LLMs hallucinate when removing patient info from EPR, finds study
- 18 December 2025
- A study found that AI tools sometimes produce hallucinations when asked to remove personal patient information from EPRs
- Researchers evaluated the ability of LLMs to detect and remove patient data from real-world records, without altering clinical content
- Smaller LLMs frequently over-redacted or produced erroneous text not present in the original record
AI tools sometimes produce hallucinations when asked to remove personal patient information from electronic patient records (EPRs), a study has found.
Researchers from the University of Oxford evaluated the ability of large language models (LLMs) and purpose-built software tools to detect and remove patient names, dates, medical record numbers, and other identifiers from real-world records, without altering clinical content.
The study, published by iScience on 9 December 2025, found that smaller LLMs frequently over-redacted or produced hallucinatory content, in which erroneous text not present in the original record was shown, or occasionally introducing fabricated medical details.
“Hallucinations, particularly those that fabricate clinical information, pose a non-trivial risk to the integrity of downstream research.
“We suggest future research focusing on systematic, scalable techniques to detect and supress hallucinations, especially in zero- and few-shot scenarios,” the study says.
Firstly, the researchers tested the ability of a human to anonymise the data by manually redacting 3,650 medical records, comparing and correcting the data until they had a complete set to use as a benchmark.
They then compared two task-specific de-identification software tools (Microsoft Azure and AnonCAT) and five general-purpose LLMs, including GPT-4, GPT-3.5, Llama-3, Phi-3, and Gemma for redacting identifiable information.
Dr Andrew Soltan, academic clinical lecturer in oncology at the University of Oxford and engineering research fellow, said: “While some large language models perform impressively, others can generate false or misleading text.
“This behaviour poses a risk in clinical contexts, and careful validation is critical before deployment.”
The researchers concluded that automating de-identification could significantly reduce the time and cost required to prepare clinical data for research, while maintaining patient privacy in compliance with data protection regulations.
Microsoft’s Azure de-identification service achieved the highest performance overall, closely matching human reviewers.

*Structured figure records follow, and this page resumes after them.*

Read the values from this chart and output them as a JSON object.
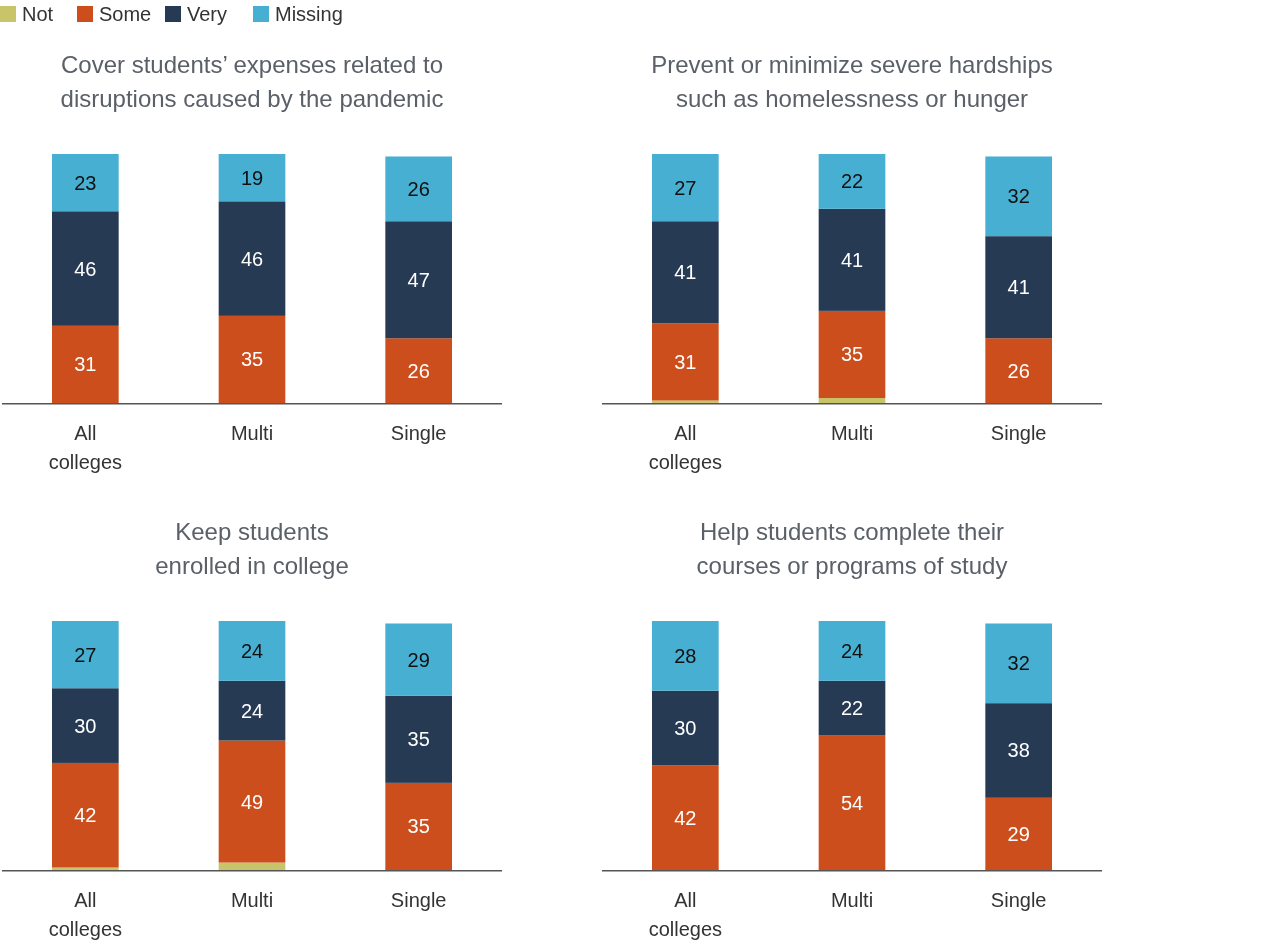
{
  "chart_data": [
    {
      "type": "bar",
      "stacked": true,
      "legend": "top left",
      "title": "Cover students’ expenses related to disruptions caused by the pandemic",
      "categories": [
        "All colleges",
        "Multi",
        "Single"
      ],
      "series": [
        {
          "name": "Not",
          "color": "#c8c46a",
          "values": [
            0,
            0,
            0
          ],
          "value_labels": [
            null,
            null,
            null
          ]
        },
        {
          "name": "Some",
          "color": "#cc4e1c",
          "values": [
            31,
            35,
            26
          ],
          "value_labels": [
            "31",
            "35",
            "26"
          ]
        },
        {
          "name": "Very",
          "color": "#263a54",
          "values": [
            46,
            46,
            47
          ],
          "value_labels": [
            "46",
            "46",
            "47"
          ]
        },
        {
          "name": "Missing",
          "color": "#46afd2",
          "values": [
            23,
            19,
            26
          ],
          "value_labels": [
            "23",
            "19",
            "26"
          ]
        }
      ]
    },
    {
      "type": "bar",
      "stacked": true,
      "title": "Prevent or minimize severe hardships such as homelessness or hunger",
      "categories": [
        "All colleges",
        "Multi",
        "Single"
      ],
      "series": [
        {
          "color": "#c8c46a",
          "values": [
            1,
            2,
            0
          ],
          "value_labels": [
            null,
            null,
            null
          ]
        },
        {
          "color": "#cc4e1c",
          "values": [
            31,
            35,
            26
          ],
          "value_labels": [
            "31",
            "35",
            "26"
          ]
        },
        {
          "color": "#263a54",
          "values": [
            41,
            41,
            41
          ],
          "value_labels": [
            "41",
            "41",
            "41"
          ]
        },
        {
          "color": "#46afd2",
          "values": [
            27,
            22,
            32
          ],
          "value_labels": [
            "27",
            "22",
            "32"
          ]
        }
      ]
    },
    {
      "type": "bar",
      "stacked": true,
      "title": "Keep students enrolled in college",
      "categories": [
        "All colleges",
        "Multi",
        "Single"
      ],
      "series": [
        {
          "color": "#c8c46a",
          "values": [
            1,
            3,
            0
          ],
          "value_labels": [
            null,
            null,
            null
          ]
        },
        {
          "color": "#cc4e1c",
          "values": [
            42,
            49,
            35
          ],
          "value_labels": [
            "42",
            "49",
            "35"
          ]
        },
        {
          "color": "#263a54",
          "values": [
            30,
            24,
            35
          ],
          "value_labels": [
            "30",
            "24",
            "35"
          ]
        },
        {
          "color": "#46afd2",
          "values": [
            27,
            24,
            29
          ],
          "value_labels": [
            "27",
            "24",
            "29"
          ]
        }
      ]
    },
    {
      "type": "bar",
      "stacked": true,
      "title": "Help students complete their courses or programs of study",
      "categories": [
        "All colleges",
        "Multi",
        "Single"
      ],
      "series": [
        {
          "color": "#c8c46a",
          "values": [
            0,
            0,
            0
          ],
          "value_labels": [
            null,
            null,
            null
          ]
        },
        {
          "color": "#cc4e1c",
          "values": [
            42,
            54,
            29
          ],
          "value_labels": [
            "42",
            "54",
            "29"
          ]
        },
        {
          "color": "#263a54",
          "values": [
            30,
            22,
            38
          ],
          "value_labels": [
            "30",
            "22",
            "38"
          ]
        },
        {
          "color": "#46afd2",
          "values": [
            28,
            24,
            32
          ],
          "value_labels": [
            "28",
            "24",
            "32"
          ]
        }
      ]
    }
  ]
}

GPT-4 also performed strongly, demonstrating that modern language models can accurately remove identifiers with minimal fine-tuning or task-specific training.
Dr Soltan added: “One of our most promising findings was that we don’t need to retrain complex AI models from scratch.
“We found that some models worked well out-of-the-box, and that others saw their performance nudged upwards with simple techniques.
“For the general-purpose models, this meant showing them just a handful of examples of what a correctly anonymised record looks like.
“For the specialised software, one model learned to pick up nuances in our hospital’s data, like the format of telephone extensions, after fine-tuning on just a small sample.
“This is exciting because it shows a practical path for hospitals to adopt these technologies without manually labelling thousands of patient notes.”
Professor David Eyre, professor of infectious diseases at Oxford Population Health and the Big Data Institute, said: “This work shows that AI can be a powerful ally in protecting patient confidentiality.
“But human judgement and strong governance must remain at the centre of any system that handles patient data.”
The study was supported by the National Institute for Health and Care Research (NIHR), Microsoft Research UK, Cancer Research UK, the EPSRC, and the NIHR Oxford Biomedical Research Centre.